La seigneurie d'Uhart s'étendait à l'extrémité Sud du pays de Mixe, sur les confins de l'Ostabaret ; le château était situé dans le village. Les gentilshommes auxquels il appartint pendant plusieurs siècles furent essentiellement des hommes d'action.
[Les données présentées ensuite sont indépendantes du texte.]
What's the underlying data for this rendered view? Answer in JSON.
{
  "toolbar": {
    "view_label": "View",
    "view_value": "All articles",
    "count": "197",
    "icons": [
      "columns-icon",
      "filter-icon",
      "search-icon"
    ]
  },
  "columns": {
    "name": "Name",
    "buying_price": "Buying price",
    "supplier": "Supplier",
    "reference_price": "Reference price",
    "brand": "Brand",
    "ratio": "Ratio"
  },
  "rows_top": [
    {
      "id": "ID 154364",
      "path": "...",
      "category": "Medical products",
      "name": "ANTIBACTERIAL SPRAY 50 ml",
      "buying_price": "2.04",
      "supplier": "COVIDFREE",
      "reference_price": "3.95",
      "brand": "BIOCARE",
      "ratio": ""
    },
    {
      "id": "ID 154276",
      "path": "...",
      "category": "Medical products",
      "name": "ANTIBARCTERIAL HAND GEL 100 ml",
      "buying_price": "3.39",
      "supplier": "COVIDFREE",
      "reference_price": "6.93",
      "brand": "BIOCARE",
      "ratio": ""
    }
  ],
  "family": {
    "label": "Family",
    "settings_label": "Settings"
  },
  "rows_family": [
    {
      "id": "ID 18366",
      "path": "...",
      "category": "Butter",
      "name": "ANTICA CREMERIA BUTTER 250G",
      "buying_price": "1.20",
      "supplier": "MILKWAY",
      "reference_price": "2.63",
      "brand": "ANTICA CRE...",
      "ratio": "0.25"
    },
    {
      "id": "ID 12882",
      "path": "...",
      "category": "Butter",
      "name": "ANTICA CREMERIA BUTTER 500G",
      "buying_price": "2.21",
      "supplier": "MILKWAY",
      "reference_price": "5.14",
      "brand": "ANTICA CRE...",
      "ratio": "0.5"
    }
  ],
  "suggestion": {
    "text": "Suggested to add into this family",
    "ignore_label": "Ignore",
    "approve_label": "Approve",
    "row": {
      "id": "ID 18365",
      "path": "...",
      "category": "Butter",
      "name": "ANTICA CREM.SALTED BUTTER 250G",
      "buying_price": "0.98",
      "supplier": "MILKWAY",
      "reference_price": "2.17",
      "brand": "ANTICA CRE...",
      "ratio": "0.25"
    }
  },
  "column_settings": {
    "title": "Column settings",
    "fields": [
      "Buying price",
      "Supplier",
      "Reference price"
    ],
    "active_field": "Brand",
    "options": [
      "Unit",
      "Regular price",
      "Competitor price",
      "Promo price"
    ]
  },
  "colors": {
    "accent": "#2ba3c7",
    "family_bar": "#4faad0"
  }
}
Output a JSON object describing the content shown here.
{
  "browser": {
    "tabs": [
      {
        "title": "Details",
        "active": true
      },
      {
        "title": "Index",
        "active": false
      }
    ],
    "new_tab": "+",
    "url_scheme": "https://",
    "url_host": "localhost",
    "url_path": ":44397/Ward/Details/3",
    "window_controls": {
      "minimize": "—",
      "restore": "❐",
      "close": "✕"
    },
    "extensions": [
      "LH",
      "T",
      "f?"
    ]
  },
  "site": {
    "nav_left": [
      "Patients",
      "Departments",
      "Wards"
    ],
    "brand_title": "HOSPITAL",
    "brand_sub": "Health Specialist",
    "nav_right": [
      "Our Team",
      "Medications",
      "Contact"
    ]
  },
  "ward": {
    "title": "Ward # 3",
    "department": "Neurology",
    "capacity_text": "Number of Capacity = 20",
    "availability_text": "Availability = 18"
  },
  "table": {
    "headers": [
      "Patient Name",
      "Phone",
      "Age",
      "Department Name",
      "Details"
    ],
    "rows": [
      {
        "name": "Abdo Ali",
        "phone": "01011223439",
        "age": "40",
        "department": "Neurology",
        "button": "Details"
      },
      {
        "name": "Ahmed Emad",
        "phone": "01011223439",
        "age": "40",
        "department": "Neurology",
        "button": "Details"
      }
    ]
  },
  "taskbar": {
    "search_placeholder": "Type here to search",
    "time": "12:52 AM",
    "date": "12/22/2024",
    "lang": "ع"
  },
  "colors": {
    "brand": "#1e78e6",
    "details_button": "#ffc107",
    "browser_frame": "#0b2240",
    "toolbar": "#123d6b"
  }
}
Depuis l'époque où ils apparaissent dans l'histoire, c'est-à-dire depuis le XIIIe siècle, on trouve un membre de cette famille et quelquefois plusieurs dans presque toutes les expéditions militaires des rois de Navarre et même des rois de France ; en 1249 à la Croisade avec Saint-Louis ; en 1370 mêlés aux guerres civiles de Navarre ; en 1375 au service de Charles le Mauvais en France et en Espagne ; en 1415 à la suite de Charles le Noble contre le comte d'Armagnac ; en 1 522 dans la troupe du baron de Saint-Pée en Guipuzcoa ; plus tard enfin alliés aux seigneurs de Luxe, d'Armendaritz et de Domezain, à l'occasion des troubles religieux en Soule et en Basse-Navarre. Dans les temps modernes ils sont aussi militaires ou marins.
Les services rendus dans ces diverses circonstances sont rémunérés soit par des titres soit par des avantages matériels. Au XIVe siècle ils s'allient aux Luxe ; ils deviennent aussi par alliance, seigneurs de Sorhapuru. L'un est capitaine d'armes, puis échanson de Charles le Mauvais ; son fils sert sous Charles Noble et obtient l'emploi de confiance consistant à garder la porte de la chambre du roi, puis celui de grand chambellan et enfin de maître d'hôtel d'EIéonore de Castille.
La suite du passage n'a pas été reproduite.